Immunohistochemistry
Thiopentone sodium (150 mg/kg body weight, i.p.) was used to anaesthetize experimental mice in each group. The mice were then perfused transcardially with normal saline, followed by a fixative containing 4% paraformaldehyde (PFA) in PBS (0.1M, pH 7.4). After fixation, tissues were cut into 20μm thick sections using a cryotome, then mounted on 1% gelatin-coated glass slides and processed for immunostaining. Tissue sections were incubated with 5% BSA in PBS for 1h in a humid chamber, followed by overnight incubation with anti-TH antibody (Novus biological, Rabbit anti-TH, 1:1000 dilutions). The next day, tissue sections were washed in PBS 3x (5 min each), followed by incubation with secondary antibody (ab150077, Goat polyclonal Secondary Antibody to Rabbit IgG-H & L (1:1000, Alexa Fluor® 488 conjugated, Abcam, USA) for 2h at room temperature. The tissue sections were counterstained with DAPI for 30 minutes. Following this, the sections were mounted on rectangular glass slides and visualised under a fluorescent microscope (Eclipse Ti-E, Nikon) at 10X magnification. In each experimental group, four animals were used.
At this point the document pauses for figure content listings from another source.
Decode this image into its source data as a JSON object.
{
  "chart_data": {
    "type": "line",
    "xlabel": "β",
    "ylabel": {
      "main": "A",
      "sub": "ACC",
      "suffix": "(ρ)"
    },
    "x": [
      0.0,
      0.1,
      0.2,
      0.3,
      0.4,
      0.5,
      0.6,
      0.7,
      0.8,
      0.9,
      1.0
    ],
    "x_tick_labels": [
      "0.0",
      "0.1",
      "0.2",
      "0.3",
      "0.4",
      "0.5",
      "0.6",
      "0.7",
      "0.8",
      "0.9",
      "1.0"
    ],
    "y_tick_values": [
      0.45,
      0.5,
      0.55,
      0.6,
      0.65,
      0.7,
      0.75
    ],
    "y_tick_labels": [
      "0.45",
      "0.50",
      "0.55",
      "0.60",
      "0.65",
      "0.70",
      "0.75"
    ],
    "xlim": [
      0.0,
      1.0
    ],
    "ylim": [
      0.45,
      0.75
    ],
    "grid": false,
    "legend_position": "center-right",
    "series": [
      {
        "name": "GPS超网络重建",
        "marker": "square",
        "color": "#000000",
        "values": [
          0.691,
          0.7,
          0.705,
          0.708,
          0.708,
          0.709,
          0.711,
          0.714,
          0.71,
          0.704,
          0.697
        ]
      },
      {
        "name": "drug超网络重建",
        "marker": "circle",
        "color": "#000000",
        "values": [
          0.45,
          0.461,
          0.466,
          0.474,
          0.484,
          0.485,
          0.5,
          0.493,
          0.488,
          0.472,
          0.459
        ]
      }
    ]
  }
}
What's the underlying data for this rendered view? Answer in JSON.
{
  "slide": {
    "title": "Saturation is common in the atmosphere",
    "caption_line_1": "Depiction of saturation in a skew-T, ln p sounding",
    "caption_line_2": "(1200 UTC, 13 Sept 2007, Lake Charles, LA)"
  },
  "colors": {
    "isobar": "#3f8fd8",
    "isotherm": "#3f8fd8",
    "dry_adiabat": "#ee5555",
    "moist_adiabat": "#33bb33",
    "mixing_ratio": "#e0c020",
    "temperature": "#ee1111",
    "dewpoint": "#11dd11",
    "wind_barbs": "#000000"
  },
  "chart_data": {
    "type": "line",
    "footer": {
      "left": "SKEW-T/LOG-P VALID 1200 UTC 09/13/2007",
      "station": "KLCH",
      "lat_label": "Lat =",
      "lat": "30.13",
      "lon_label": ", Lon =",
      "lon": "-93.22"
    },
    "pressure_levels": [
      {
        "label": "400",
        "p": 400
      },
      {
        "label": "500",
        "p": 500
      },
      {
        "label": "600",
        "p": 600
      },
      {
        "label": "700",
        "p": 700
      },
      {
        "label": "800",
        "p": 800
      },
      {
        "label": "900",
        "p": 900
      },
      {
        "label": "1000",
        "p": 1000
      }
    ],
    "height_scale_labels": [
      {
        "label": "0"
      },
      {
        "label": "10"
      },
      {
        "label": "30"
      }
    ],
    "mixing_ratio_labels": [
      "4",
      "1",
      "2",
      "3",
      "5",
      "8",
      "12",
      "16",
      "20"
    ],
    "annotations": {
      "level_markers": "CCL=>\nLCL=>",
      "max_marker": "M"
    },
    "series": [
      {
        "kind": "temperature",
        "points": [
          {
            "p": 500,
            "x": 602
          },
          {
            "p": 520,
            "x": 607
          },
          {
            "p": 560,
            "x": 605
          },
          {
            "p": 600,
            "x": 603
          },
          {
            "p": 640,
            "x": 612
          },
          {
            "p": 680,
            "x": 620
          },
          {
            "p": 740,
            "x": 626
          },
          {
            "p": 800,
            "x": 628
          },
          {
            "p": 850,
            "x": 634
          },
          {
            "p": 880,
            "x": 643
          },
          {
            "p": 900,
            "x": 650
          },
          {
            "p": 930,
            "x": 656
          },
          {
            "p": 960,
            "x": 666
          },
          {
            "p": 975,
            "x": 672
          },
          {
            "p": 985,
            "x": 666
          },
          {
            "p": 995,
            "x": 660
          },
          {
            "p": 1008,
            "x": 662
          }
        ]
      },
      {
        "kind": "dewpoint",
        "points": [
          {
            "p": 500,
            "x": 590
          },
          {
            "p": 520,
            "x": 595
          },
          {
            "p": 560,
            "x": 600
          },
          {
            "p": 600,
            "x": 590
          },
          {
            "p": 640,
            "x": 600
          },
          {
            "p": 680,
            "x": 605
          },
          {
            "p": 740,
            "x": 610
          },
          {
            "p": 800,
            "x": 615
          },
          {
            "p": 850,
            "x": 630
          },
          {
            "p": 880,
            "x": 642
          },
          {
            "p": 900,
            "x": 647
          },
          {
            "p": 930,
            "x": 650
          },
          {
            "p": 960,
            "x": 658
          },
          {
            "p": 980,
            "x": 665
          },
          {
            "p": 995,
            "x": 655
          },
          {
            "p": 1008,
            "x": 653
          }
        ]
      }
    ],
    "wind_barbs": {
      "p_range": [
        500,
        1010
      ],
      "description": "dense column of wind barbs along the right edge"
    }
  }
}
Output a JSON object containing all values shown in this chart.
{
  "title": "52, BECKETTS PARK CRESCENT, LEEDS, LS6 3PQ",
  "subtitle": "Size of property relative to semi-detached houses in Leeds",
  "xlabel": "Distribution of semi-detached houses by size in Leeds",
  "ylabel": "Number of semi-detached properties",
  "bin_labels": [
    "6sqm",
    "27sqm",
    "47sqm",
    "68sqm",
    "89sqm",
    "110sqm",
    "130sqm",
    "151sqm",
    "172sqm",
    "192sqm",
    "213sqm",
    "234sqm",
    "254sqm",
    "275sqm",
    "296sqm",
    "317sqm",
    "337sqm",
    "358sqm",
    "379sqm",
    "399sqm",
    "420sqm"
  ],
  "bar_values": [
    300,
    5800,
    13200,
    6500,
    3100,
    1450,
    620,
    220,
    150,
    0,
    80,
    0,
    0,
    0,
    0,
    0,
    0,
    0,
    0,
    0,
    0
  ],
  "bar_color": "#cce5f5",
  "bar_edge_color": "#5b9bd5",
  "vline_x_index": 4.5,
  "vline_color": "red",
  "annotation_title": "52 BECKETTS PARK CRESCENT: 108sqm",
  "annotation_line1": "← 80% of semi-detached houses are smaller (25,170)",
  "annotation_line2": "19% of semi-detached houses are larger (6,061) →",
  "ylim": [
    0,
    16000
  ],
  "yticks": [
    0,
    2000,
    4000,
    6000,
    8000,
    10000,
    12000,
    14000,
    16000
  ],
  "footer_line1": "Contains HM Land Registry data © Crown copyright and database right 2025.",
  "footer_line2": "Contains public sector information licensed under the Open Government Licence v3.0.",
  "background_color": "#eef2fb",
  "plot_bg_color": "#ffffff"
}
For 3,3‐diaminobenzidine‐4 HCL (DAB) staining, the sections were thawed at 60 °C in a hot air oven for 20 min and then incubated at room temperature for 1 hr. After incubation, tissue sections were washed in PBS 3x (5 min each) followed by blocking with endogenous peroxidase (3% H2O2 in 100% methanol) for 5-7 min. Tissues were rinsed again with PBS (3x, 5 min each) and blocked with 10% Normal Goat Serum (NGS). Sections were then incubated in the primary antibody (Novus biological, Rabbit anti-TH, 1:500dilution) in 5% NGS blocking buffer overnight at 4°C. After incubation with the primary antibody, sections were rinsed again, and placed in secondary antibody (Vector Laboratories anti‐rabbit biotinylated secondary antibody cat#PK‐4001 dilution 1:200) in 1% NGS blocking buffer for overnight at 4°C. After rinsing, sections were incubated in avidin‐biotinylated horseradish peroxidase (ABC Kit, Vector Laboratories) in PBS for 30 min, rinsed, and developed with DAB (DAB peroxidase substrate kit, SK‐4100, Vector Laboratories) in 0.05M tris buffer (pH7.6). Slides were allowed to dry for 1h at room temperature, dehydrated, and mounted with DPX mounting medium and visualised under a microscope (Nikon 80i).
Statistical analysis
An observer blinded to the study design and treatment condition throughout the experiment performed all behavioural scoring examinations of the histopathological characteristics. GraphPad Prism software version 7 was used to conduct the statistical analysis (GraphPad Software, USA). All of the data presented as a mean ± SEM. To assess the significant differences between the control, MPTP, Van, MPTP+Van and MPTP+L-DOPA groups, a one-way analysis of variance (ANOVA) were used, followed by a Tukey test that assumes the data has a normal distribution. *p<0.05, **p <0.01, and ***p <0.001 were used to signify significant differences when compared to the control, and #p <0.05, ##p <0.01, and ###p <0.001 when compared to the MPP+/MPTP groups.